1) Use dehydrated Refried Beans and a fresh batch of tortillas.
2) Cook the refried Beans with a piece of Bacon.
Be Sure to let the beans cool before you load your tortillas. You need the beans to be thick so they don’t bleed out in the Fryer. Oil temperature should be 375 degrees and the Crisp Beans should be fried until they are golden brown(2 to 3 min).
Crisp Bean Burritos Ingredients:
1) Cook Bacon in the bottom of a pan then add your Refried Beans with Scallions.
2) Wait 10 minutes to cool, then add desired amount to each tortilla.
3) Roll and pin the last tortilla flap with a tooth pick.
4) Fry at 375 degrees until golden brown.
5) Enjoy your Crisp Bean Burritos.
When ever I here the word Chimichanga, I think of Dustin Hoffman in “Meet the Fockers”. Now I don’t know How you like your Fried Chimichanga, but I like mine tender yet crispy all at the same time. Now that may sound like a crazy combo, and you may be asking yourself, “How in the world do I do that?” Because you and I both know you can’t get that combination wrapped in plastic in the frozen section. So you’ll have to trust me when I say, It’s all in the tortilla baby!
Regular grocery stores have tortillas falling off the shelves these days because they have so many different kinds. The problem is, it doesn’t matter how many different versions or brands they have because 9 times out of 10, they’re still not selling fresh tortilla’s. Unless you are making them yourself, the only way you’re going to get them fresh is if you get them uncooked from the refrigerated section or straight from the Tortilleria. Personally I prefer the Tortilleria. Why? Because they are light and slightly doughy which leaves more room for cooking. Any thing that comes out of my kitchen when I’m using these tortillas is fresher and tastes like it just came out of a restaurant kitchen. This includes but not limited to, Burritos, Quesadillas and of course a Fried Chimichanga! So now that you understand the importance of starting with a good tortilla, you are well on your way to making an excellent Fried Chimichanga.
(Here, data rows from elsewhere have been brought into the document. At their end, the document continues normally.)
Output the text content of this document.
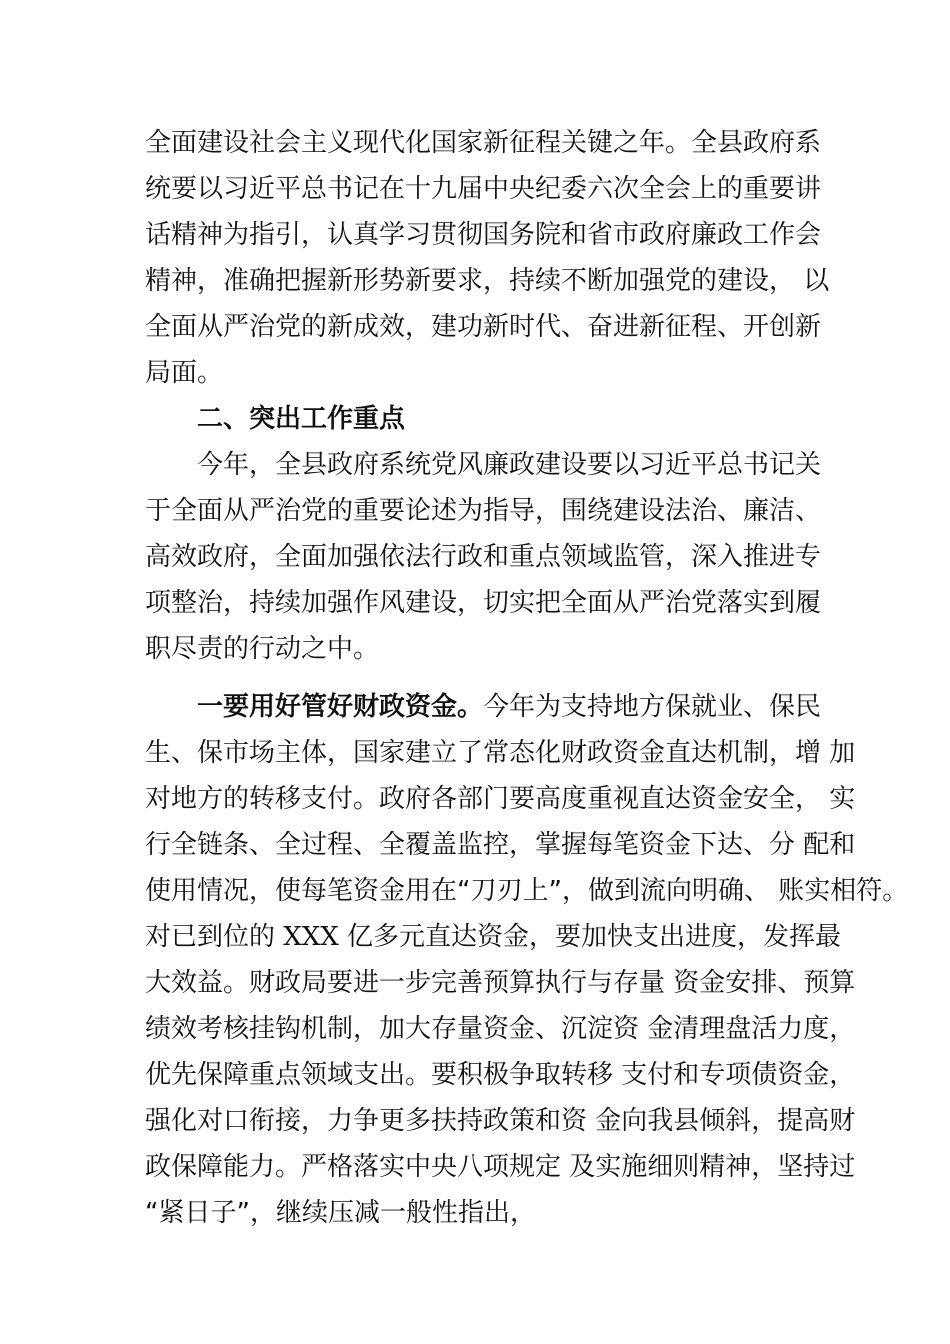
全面建设社会主义现代化国家新征程关键之年。全县政府系
统要以习近平总书记在十九届中央纪委六次全会上的重要讲
话精神为指引，认真学习贯彻国务院和省市政府廉政工作会
精神，准确把握新形势新要求，持续不断加强党的建设， 以
全面从严治党的新成效，建功新时代、奋进新征程、开创新
局面。
二、突出工作重点
今年，全县政府系统党风廉政建设要以习近平总书记关
于全面从严治党的重要论述为指导，围绕建设法治、廉洁、
高效政府，全面加强依法行政和重点领域监管，深入推进专
项整治，持续加强作风建设，切实把全面从严治党落实到履
职尽责的行动之中。
一要用好管好财政资金。今年为支持地方保就业、保民
生、保市场主体，国家建立了常态化财政资金直达机制，增 加
对地方的转移支付。政府各部门要高度重视直达资金安全， 实
行全链条、全过程、全覆盖监控，掌握每笔资金下达、分 配和
使用情况，使每笔资金用在“刀刃上”，做到流向明确、 账实相符。
对已到位的 XXX 亿多元直达资金，要加快支出进度，发挥最
大效益。财政局要进一步完善预算执行与存量 资金安排、预算
绩效考核挂钩机制，加大存量资金、沉淀资 金清理盘活力度，
优先保障重点领域支出。要积极争取转移 支付和专项债资金，
强化对口衔接，力争更多扶持政策和资 金向我县倾斜，提高财
政保障能力。严格落实中央八项规定 及实施细则精神，坚持过
“紧日子”，继续压减一般性指出，
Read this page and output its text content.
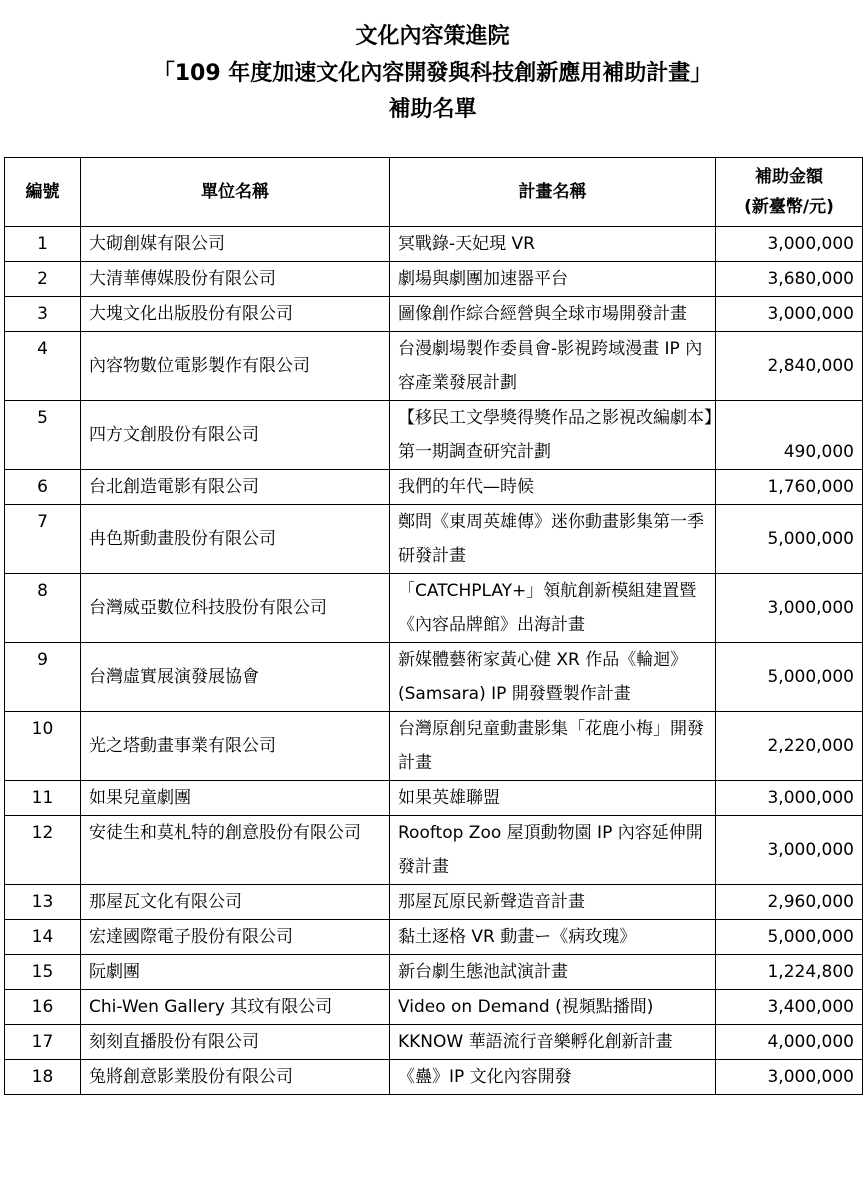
文化內容策進院

「109 年度加速文化內容開發與科技創新應用補助計畫」

補助名單

編號	單位名稱	計畫名稱	補助金額
(新臺幣/元)

1	大砌創媒有限公司	冥戰錄-天妃現 VR	3,000,000
2	大清華傳媒股份有限公司	劇場與劇團加速器平台	3,680,000
3	大塊文化出版股份有限公司	圖像創作綜合經營與全球市場開發計畫	3,000,000
4	內容物數位電影製作有限公司	台漫劇場製作委員會-影視跨域漫畫 IP 內容產業發展計劃	2,840,000
5	四方文創股份有限公司	【移民工文學獎得獎作品之影視改編劇本】第一期調查研究計劃	490,000
6	台北創造電影有限公司	我們的年代—時候	1,760,000
7	冉色斯動畫股份有限公司	鄭問《東周英雄傳》迷你動畫影集第一季研發計畫	5,000,000
8	台灣威亞數位科技股份有限公司	「CATCHPLAY+」領航創新模組建置暨《內容品牌館》出海計畫	3,000,000
9	台灣虛實展演發展協會	新媒體藝術家黃心健 XR 作品《輪迴》(Samsara) IP 開發暨製作計畫	5,000,000
10	光之塔動畫事業有限公司	台灣原創兒童動畫影集「花鹿小梅」開發計畫	2,220,000
11	如果兒童劇團	如果英雄聯盟	3,000,000
12	安徒生和莫札特的創意股份有限公司	Rooftop Zoo 屋頂動物園 IP 內容延伸開發計畫	3,000,000
13	那屋瓦文化有限公司	那屋瓦原民新聲造音計畫	2,960,000
14	宏達國際電子股份有限公司	黏土逐格 VR 動畫ー《病玫瑰》	5,000,000
15	阮劇團	新台劇生態池試演計畫	1,224,800
16	Chi-Wen Gallery 其玟有限公司	Video on Demand (視頻點播間)	3,400,000
17	刻刻直播股份有限公司	KKNOW 華語流行音樂孵化創新計畫	4,000,000
18	兔將創意影業股份有限公司	《蠱》IP 文化內容開發	3,000,000
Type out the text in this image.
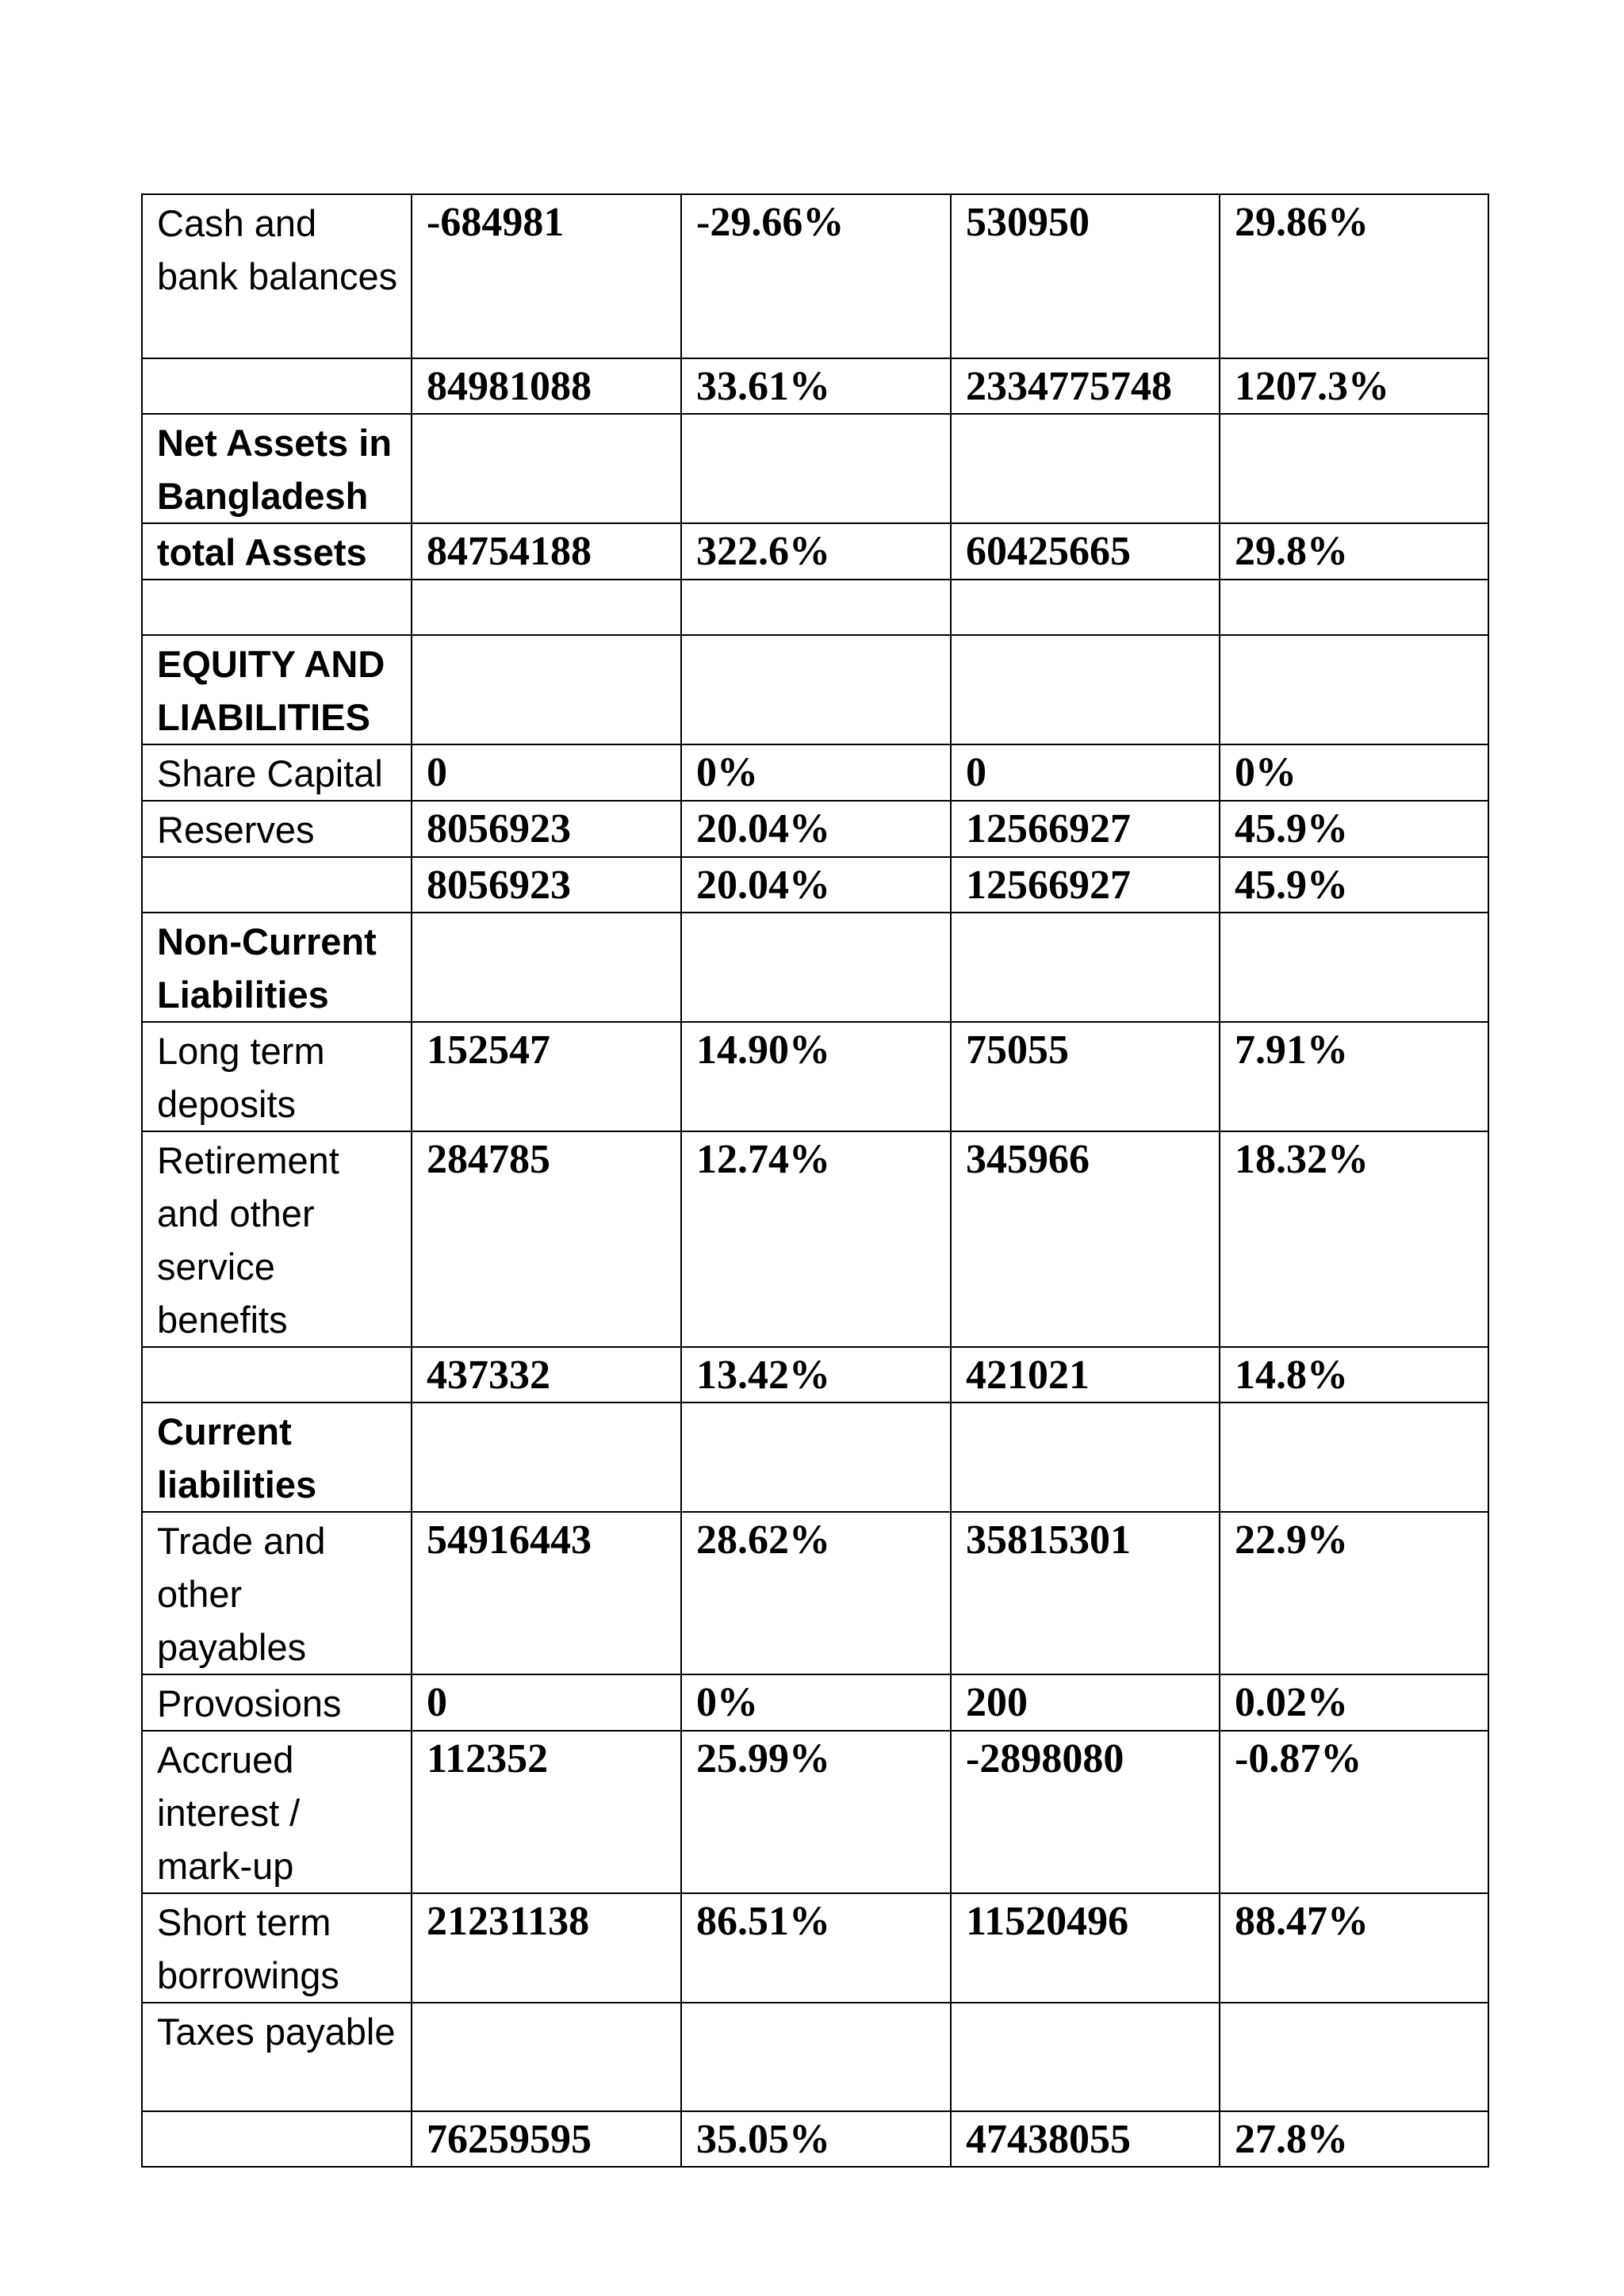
Cash and bank balances	-684981	-29.66%	530950	29.86%
	84981088	33.61%	2334775748	1207.3%
Net Assets in Bangladesh				
total Assets	84754188	322.6%	60425665	29.8%

EQUITY AND LIABILITIES				
Share Capital	0	0%	0	0%
Reserves	8056923	20.04%	12566927	45.9%
	8056923	20.04%	12566927	45.9%
Non-Current Liabilities				
Long term deposits	152547	14.90%	75055	7.91%
Retirement and other service benefits	284785	12.74%	345966	18.32%
	437332	13.42%	421021	14.8%
Current liabilities				
Trade and other payables	54916443	28.62%	35815301	22.9%
Provosions	0	0%	200	0.02%
Accrued interest / mark-up	112352	25.99%	-2898080	-0.87%
Short term borrowings	21231138	86.51%	11520496	88.47%
Taxes payable				
	76259595	35.05%	47438055	27.8%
Fried Chimichanga Ingredients:
2 part Chopped Beef Chuck
1 part Chorizo
1/4 Bell Pepper
2 Green Onions chopped (Scallions)
1 Pinch Cilantro
2 Garlic Cloves Chopped
1/2 Lime (squeezed)
1 tsp Chili Powder
1 tsp Cumin
Garlic Salt (Goya all purpose seasoning) to taste
Combine all ingredients in a hot skillet in the order they are listed. Brown the meat then add the Chorizo and thoroughly cook. Add the vegies, then the seasonings. Roll the Chimichanga in large a flour tortilla stuffed with the Beef/Chorizo mix, Spanish Rice and Pepper Jack Cheese, then fry at 375 degrees till golden brown. Top the Fried Chimichanga with Green Chili Sauce and Sour Cream and serve.